I hadn’t realised how important it is to get rid of the wind both by farting and burping and to begin with I had terrible trapped wind which was more painful than the surgery site.  My pain has been managed to a large degree with voltarol suppositories and paracetamol as morphine et al do now work for me.  Even now everything is still deeply uncomfortable.  Walking round the ground floor of my house has really helped with this problem as the action of moving has been having a gently massaging affect on the trapped wind and my protesting abdomen.
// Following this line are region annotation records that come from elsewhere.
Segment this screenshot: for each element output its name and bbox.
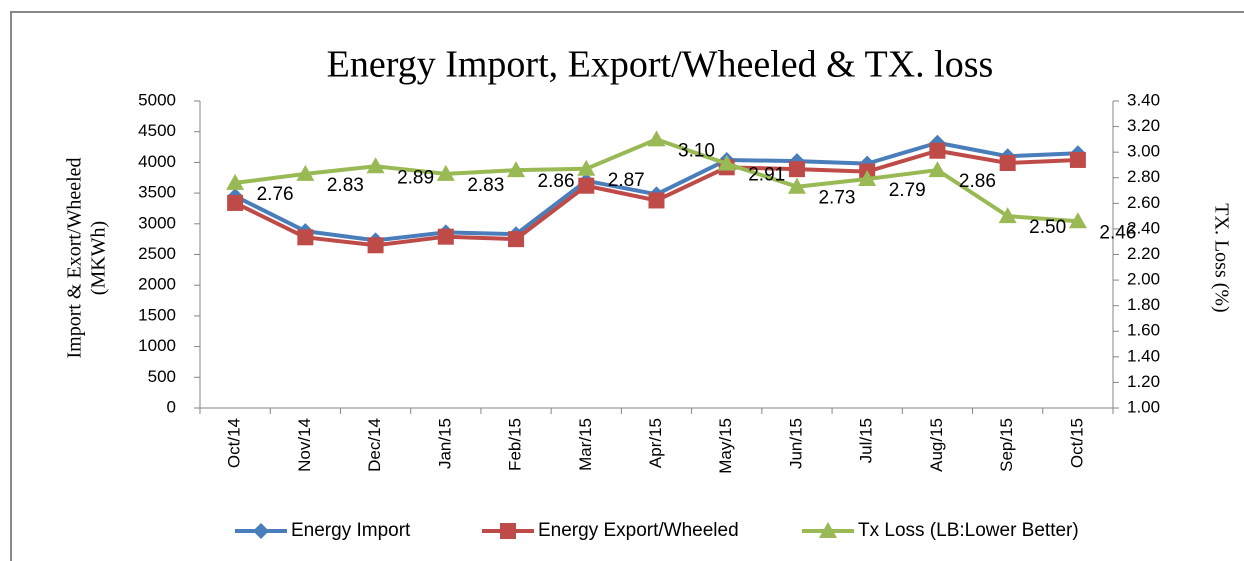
y-tick-label: 4500 — [138, 121, 176, 140]
y-tick-label: 2000 — [138, 275, 176, 294]
y2-tick-label: 2.60 — [1127, 193, 1160, 212]
y-tick-label: 500 — [148, 367, 176, 386]
data-label: 2.50 — [1029, 217, 1066, 238]
y-tick-label: 3500 — [138, 183, 176, 202]
x-tick-label: Jan/15 — [435, 418, 454, 469]
data-label: 2.86 — [959, 171, 996, 192]
marker — [787, 177, 806, 194]
legend-label: Energy Export/Wheeled — [538, 520, 739, 541]
y2-tick-label: 3.00 — [1127, 142, 1160, 161]
data-label: 2.91 — [748, 165, 785, 186]
y-tick-label: 2500 — [138, 244, 176, 263]
x-tick-label: Sep/15 — [997, 418, 1016, 472]
marker — [577, 159, 596, 176]
marker — [507, 161, 526, 178]
data-label: 2.89 — [397, 167, 434, 188]
marker — [929, 142, 946, 159]
y-axis-label: Import & Exort/Wheeled — [64, 157, 86, 358]
data-label: 2.79 — [889, 180, 926, 201]
data-label: 2.83 — [327, 175, 364, 196]
x-tick-label: Oct/14 — [225, 418, 244, 468]
marker — [366, 157, 385, 174]
marker — [367, 237, 384, 254]
marker — [437, 228, 454, 245]
marker — [227, 194, 244, 211]
x-tick-label: Feb/15 — [506, 418, 525, 471]
y-tick-label: 1000 — [138, 336, 176, 355]
marker — [436, 164, 455, 181]
y-tick-label: 5000 — [138, 90, 176, 109]
y-tick-label: 1500 — [138, 305, 176, 324]
marker — [999, 155, 1016, 172]
y2-tick-label: 2.80 — [1127, 167, 1160, 186]
x-tick-label: Mar/15 — [576, 418, 595, 471]
y2-tick-label: 3.20 — [1127, 116, 1160, 135]
legend-label: Tx Loss (LB:Lower Better) — [858, 520, 1079, 541]
chart-title: Energy Import, Export/Wheeled & TX. loss — [327, 44, 994, 86]
data-label: 3.10 — [678, 140, 715, 161]
y2-tick-label: 3.40 — [1127, 90, 1160, 109]
marker — [858, 170, 877, 187]
x-tick-label: May/15 — [716, 418, 735, 474]
y2-tick-label: 2.00 — [1127, 270, 1160, 289]
y2-tick-label: 1.60 — [1127, 321, 1160, 340]
x-tick-label: Oct/15 — [1067, 418, 1086, 468]
data-label: 2.87 — [608, 170, 645, 191]
legend-item: Energy Export/Wheeled — [482, 520, 739, 541]
y2-axis-label: TX. Loss (%) — [1210, 203, 1232, 312]
x-tick-label: Jun/15 — [786, 418, 805, 469]
data-label: 2.73 — [818, 188, 855, 209]
y2-tick-label: 1.00 — [1127, 397, 1160, 416]
marker — [717, 154, 736, 171]
y-axis-label: (MKWh) — [88, 221, 110, 295]
legend-item: Energy Import — [235, 520, 411, 541]
marker — [297, 229, 314, 246]
y2-tick-label: 1.80 — [1127, 295, 1160, 314]
x-tick-label: Nov/14 — [295, 418, 314, 472]
legend-label: Energy Import — [291, 520, 411, 541]
y-tick-label: 4000 — [138, 152, 176, 171]
marker — [578, 177, 595, 194]
marker — [788, 161, 805, 178]
y2-tick-label: 1.40 — [1127, 346, 1160, 365]
x-tick-label: Dec/14 — [365, 418, 384, 472]
legend-marker — [500, 523, 516, 539]
legend-item: Tx Loss (LB:Lower Better) — [802, 520, 1079, 541]
marker — [647, 130, 666, 147]
marker — [648, 192, 665, 209]
marker — [928, 161, 947, 178]
x-tick-label: Apr/15 — [646, 418, 665, 468]
y2-tick-label: 2.20 — [1127, 244, 1160, 263]
x-tick-label: Aug/15 — [927, 418, 946, 472]
data-label: 2.83 — [467, 175, 504, 196]
marker — [1069, 151, 1086, 168]
y-tick-label: 0 — [167, 397, 176, 416]
data-label: 2.46 — [1099, 222, 1136, 243]
y2-tick-label: 2.40 — [1127, 218, 1160, 237]
marker — [998, 207, 1017, 224]
marker — [296, 164, 315, 181]
data-label: 2.86 — [538, 171, 575, 192]
marker — [226, 173, 245, 190]
marker — [1068, 212, 1087, 229]
data-label: 2.76 — [257, 184, 294, 205]
y-tick-label: 3000 — [138, 213, 176, 232]
x-tick-label: Jul/15 — [857, 418, 876, 463]
marker — [508, 231, 525, 248]
y2-tick-label: 1.20 — [1127, 372, 1160, 391]
legend-marker — [819, 522, 837, 538]
legend-marker — [253, 523, 269, 539]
I slept on a sofa for the first two nights and by mid way through day 2 realised that I did actually have core muscles which came as a shock as walking is about all I do for exercise.  I’m now struggling with over worked upper back muscles as I try to compensate for not being able to bend very much.  The pain relief is as much for the muscle pain as for anything else.

I’ve also got a weird pulsing feeling inside by the hole and am assuming this is somehow linked to the balloon in my tummy.  It has been occuring less and less and time has gone by but still happens whenever I flushed the tube, burp, move or eat

I have been having trouble sleeping so have been napping as needed (though one was 5 hours.)

i am still in a lot of pain so haven’t reduced the meds yet but am moving more freely now.

I now no longer cup the site when walking and have been concentrating on moving with as straight a back as possible.

I do worry about eating and stretching my stomach too much so have been eating smaller portions and nibbling more - I have been told not to lose too much weight before I start radiotherapy on my neck for a squamous cell carcinoma, stage 2 at the base of my neck (Larry the lump for short).

I see my journey as being like a flight.  Only that I am the only one with a tiny seat and almost no leg room.  There is a large, obnoxious child regularly kicking my chair.  The pilot and his team (radiologists etc) are expertly guiding me to our destination’s end, the cabin crew (nurses and other support staff) are there for my safety.  The chief purser heads up the team (oncologist) and keeps an overall eye on me as I have the worst seat on the plane.  What I have to remember is that the annoying child (who started kicking when I had my biopsy and then again when this RIG was fitted) will get fed up and stop for a while but will be literally kicking my butt out of frustration once we reach cruising height.  The journey is a means to an end.  The nurses and purser are there in times of trouble (don’t forget to use the call button!) and if I try to bail out the results won’t be pretty.  

I am not afraid of the pain - it is a known quantity but it is a means to an end but this RIG malarkey has been freaking me out a bit and I think it is this fear of the unknown that has made my symptoms feel worse as I overreact to every little thing.  I do need to remember that this small dangling thing may save my life.  My SIL ended up in hospital as she refused to use it appropriately and was starving herself.

And finally keep drinking,  regardless of how painful it is and whether you become completely reliant on your feeding tube or not, you MUST, MUST, MUST keep drinking (even if only a couple of sips an hour) it protects your mouth and reminds your body to swallow.  My SIL tells me iced water is the best as the cold acts as an anaesthetic and this simple action will really speed up recovery as well.

I hope your treatment goes well (mine is 30 zaps over 6 weeks) and that you have something fabulous to look forward to on the other side.  Mine is to go on the holiday that we’d booked for February but had to cancel.  Hubby and I have pencilled this goal in for September.

Hi Stephen.   I had tonsil cancer. On 7th RT now. I’ve always brushed my teeth 3 times a day and been to the dentist regularly. I’ve not had any extractions or work done. Just had the usual  fluoride varnish. 

thanks you all for replies. I am seeing my gp on weds and will get that tooth paste.

do the saliva glands go back to normal in time?

im not sure how it works on here - do I post a new message each time or follow this thread?